According to the suit, Kim and four other local officers were assigned to the AMMO Task Force even though the department knew the FBI does not sanction the use of body cameras, which APD mandates for most of its officers. Following Atchison’s death, former APD Chief Erika Shields ended the department’s relationship with the task force after it refused to allow officers on loan to wear the cameras.

“As long as no one complained, the city was content to let it happen,” Miller said.

The suit alleges Kim and the other task force members pursuing Atchison on foot “threatened complex tenants with arrest if they refused to permit defendants' immediate, warrantless entry."

Atchison was finally cornered by four officers, Miller said. Federal prosecutors provided the family with some details, she said. Among them: Atchison received conflicting commands, ordering him to stay in the closet and come out with his hands up. He chose the latter.

Kim, a 26-year APD veteran who retired last year, said he shot Atchison in self-defense, believing he was armed. He was not, investigators later confirmed.

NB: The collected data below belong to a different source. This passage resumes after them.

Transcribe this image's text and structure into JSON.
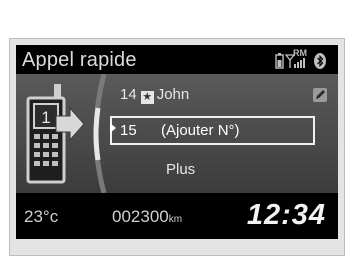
{
  "title": "Appel rapide",
  "status": {
    "roaming_label": "RM",
    "icons": [
      "phone-battery-icon",
      "signal-icon",
      "bluetooth-icon"
    ]
  },
  "menu": {
    "items": [
      {
        "number": "14",
        "name": "John",
        "badge_icon": "star-icon",
        "selected": false
      },
      {
        "number": "15",
        "name": "(Ajouter N°)",
        "selected": true
      },
      {
        "name": "Plus",
        "selected": false
      }
    ],
    "side_icon": "edit-phonebook-icon"
  },
  "footer": {
    "temperature": "23°c",
    "odometer": "002300",
    "odometer_unit": "km",
    "clock": "12:34"
  },
  "colors": {
    "screen": "#000000",
    "panel": "#4a4a4a",
    "text": "#e6e6e6",
    "highlight_border": "#f0f0f0"
  }
}
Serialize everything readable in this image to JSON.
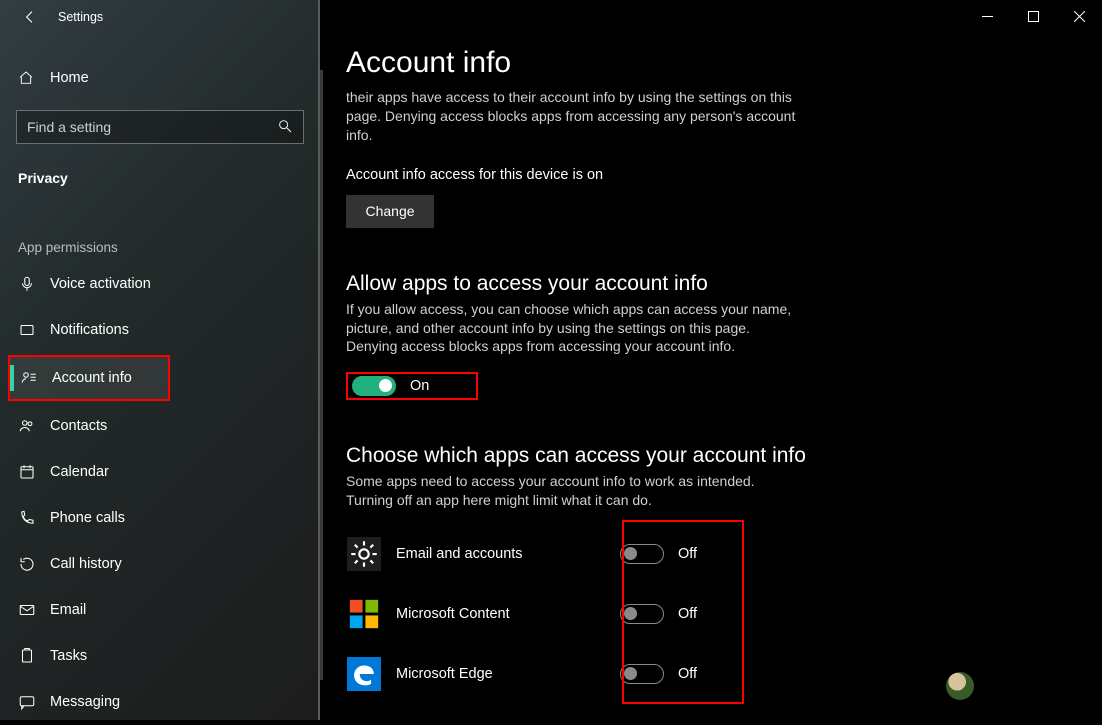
{
  "window": {
    "title": "Settings"
  },
  "sidebar": {
    "home_label": "Home",
    "search_placeholder": "Find a setting",
    "category": "Privacy",
    "group_label": "App permissions",
    "items": [
      {
        "label": "Voice activation"
      },
      {
        "label": "Notifications"
      },
      {
        "label": "Account info"
      },
      {
        "label": "Contacts"
      },
      {
        "label": "Calendar"
      },
      {
        "label": "Phone calls"
      },
      {
        "label": "Call history"
      },
      {
        "label": "Email"
      },
      {
        "label": "Tasks"
      },
      {
        "label": "Messaging"
      }
    ]
  },
  "main": {
    "title": "Account info",
    "intro_tail": "their apps have access to their account info by using the settings on this page. Denying access blocks apps from accessing any person's account info.",
    "device_status": "Account info access for this device is on",
    "change_label": "Change",
    "allow_title": "Allow apps to access your account info",
    "allow_desc": "If you allow access, you can choose which apps can access your name, picture, and other account info by using the settings on this page. Denying access blocks apps from accessing your account info.",
    "allow_toggle_label": "On",
    "choose_title": "Choose which apps can access your account info",
    "choose_desc": "Some apps need to access your account info to work as intended. Turning off an app here might limit what it can do.",
    "apps": [
      {
        "name": "Email and accounts",
        "state": "Off"
      },
      {
        "name": "Microsoft Content",
        "state": "Off"
      },
      {
        "name": "Microsoft Edge",
        "state": "Off"
      }
    ]
  }
}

According to the suit, “each violation of laws, regulations, or rules represented a series of conscious decisions by each defendant to value federal money and free weapons over police restraint, to value expediency over truthfulness to the court, to value ‘results’ over the rights of Atlanta citizens, and to value lawlessness over honoring the letter and spirit of the Constitution that they are sworn to uphold.”

APD officers Kelly Lambert, Christian Malstrom, Mark Gardner and Scott Priestly are also named in the suit, along with FBI agent Matthew Winn and five unidentified officers. All were members of the AMMO task force.